The new South Los Angeles Animal Care Center has been under construction for a few years now. Designed by West Hollywood architect Rania Alomar, the new facility is outfitted with a few green technologies and has been laid out to promote health and happiness for shelter workers, visitors and the animals living in the center.
The Los Angeles Times reports that the new, modern facility includes raised puppy kennels so that animals are easier to see and more likely to be adopted. In addition, raising the puppy kennels off the ground makes them significantly easier to clean because workers can avoid back strain.
To ensure optimal climate control in the shelter, the architect has incorporated the use of retractable roofs on the outdoor kennels, radiant floor heating and misters. According to The Weather Channel, the average temperature high in January is 68 degrees Fahrenheit and the average low is 48 Fahrenheit in Los Angeles. However, in the summer the average high temperature is 84 degrees Fahrenheit in August and the low is 64 degrees Fahrenheit. Humidity levels and cool nights can create an uncomfortable living situation for animals and humans alike if structures are not properly outfitted with the right temperature-control technology.

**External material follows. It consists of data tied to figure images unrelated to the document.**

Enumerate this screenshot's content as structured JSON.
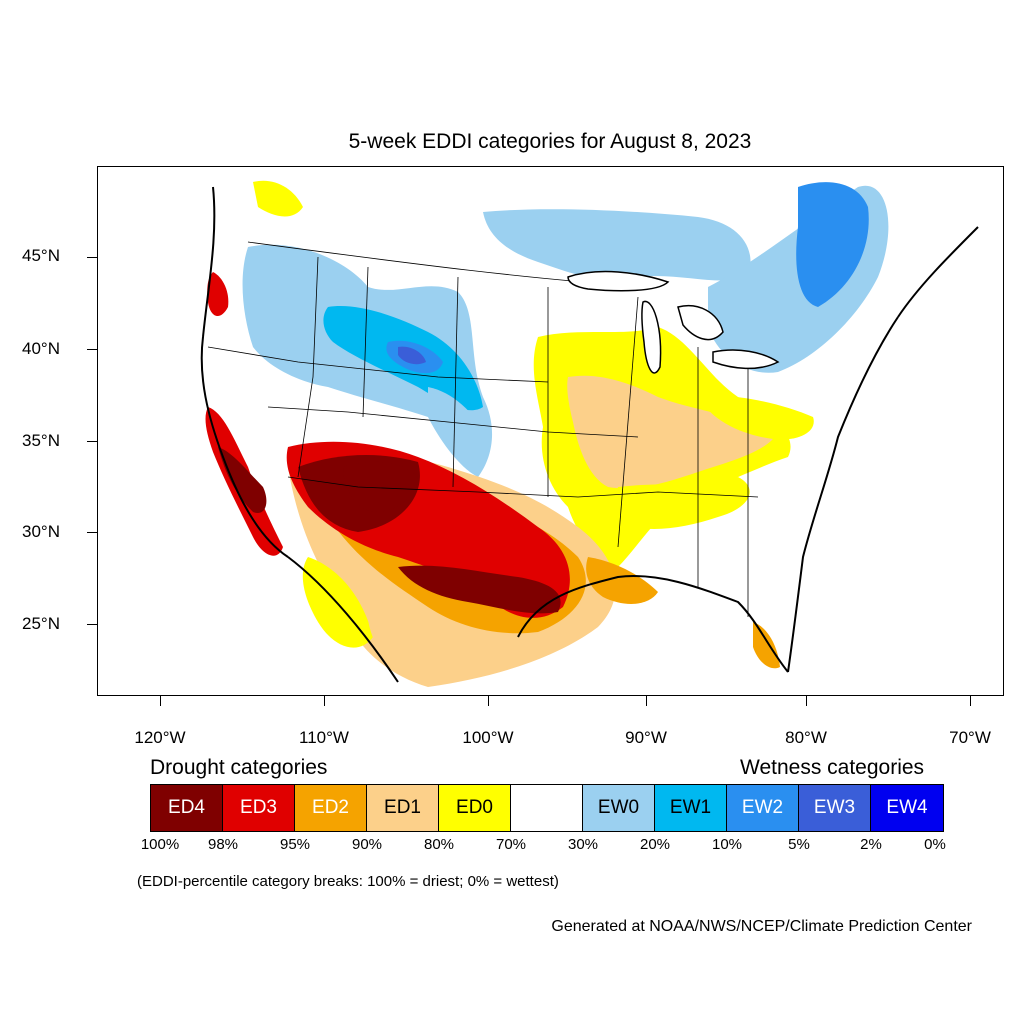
{
  "title": "5-week EDDI categories for August 8, 2023",
  "map": {
    "lat_labels": [
      "45°N",
      "40°N",
      "35°N",
      "30°N",
      "25°N"
    ],
    "lon_labels": [
      "120°W",
      "110°W",
      "100°W",
      "90°W",
      "80°W",
      "70°W"
    ],
    "colors": {
      "ED4": "#7f0000",
      "ED3": "#e00000",
      "ED2": "#f5a300",
      "ED1": "#fcd08a",
      "ED0": "#ffff00",
      "neutral": "#ffffff",
      "EW0": "#9bd0f0",
      "EW1": "#00b8f0",
      "EW2": "#2a8ff0",
      "EW3": "#3a5ed8",
      "EW4": "#0000f0",
      "boundaries": "#000000"
    }
  },
  "legend": {
    "drought_heading": "Drought categories",
    "wetness_heading": "Wetness categories",
    "categories": [
      {
        "label": "ED4",
        "color": "#7f0000",
        "text_color": "#ffffff"
      },
      {
        "label": "ED3",
        "color": "#e00000",
        "text_color": "#ffffff"
      },
      {
        "label": "ED2",
        "color": "#f5a300",
        "text_color": "#ffffff"
      },
      {
        "label": "ED1",
        "color": "#fcd08a",
        "text_color": "#000000"
      },
      {
        "label": "ED0",
        "color": "#ffff00",
        "text_color": "#000000"
      },
      {
        "label": "",
        "color": "#ffffff",
        "text_color": "#000000"
      },
      {
        "label": "EW0",
        "color": "#9bd0f0",
        "text_color": "#000000"
      },
      {
        "label": "EW1",
        "color": "#00b8f0",
        "text_color": "#000000"
      },
      {
        "label": "EW2",
        "color": "#2a8ff0",
        "text_color": "#ffffff"
      },
      {
        "label": "EW3",
        "color": "#3a5ed8",
        "text_color": "#ffffff"
      },
      {
        "label": "EW4",
        "color": "#0000f0",
        "text_color": "#ffffff"
      }
    ],
    "percentiles": [
      "100%",
      "98%",
      "95%",
      "90%",
      "80%",
      "70%",
      "30%",
      "20%",
      "10%",
      "5%",
      "2%",
      "0%"
    ],
    "note": "(EDDI-percentile category breaks: 100% = driest; 0% = wettest)"
  },
  "credit": "Generated at NOAA/NWS/NCEP/Climate Prediction Center"
}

Radiant floor heating can keep the shelter at a comfortable warmth level for when the chill temperature permeates the air at night. However, unlike traditional heating sources, it won't transfer pet dirt and dandruff around the facility - allowing the shelter to remain a cleaner and healthier space longer. The modern heating technology will help keep everyone healthier at the facility by allowing common allergens to be swept up during cleaning procedures.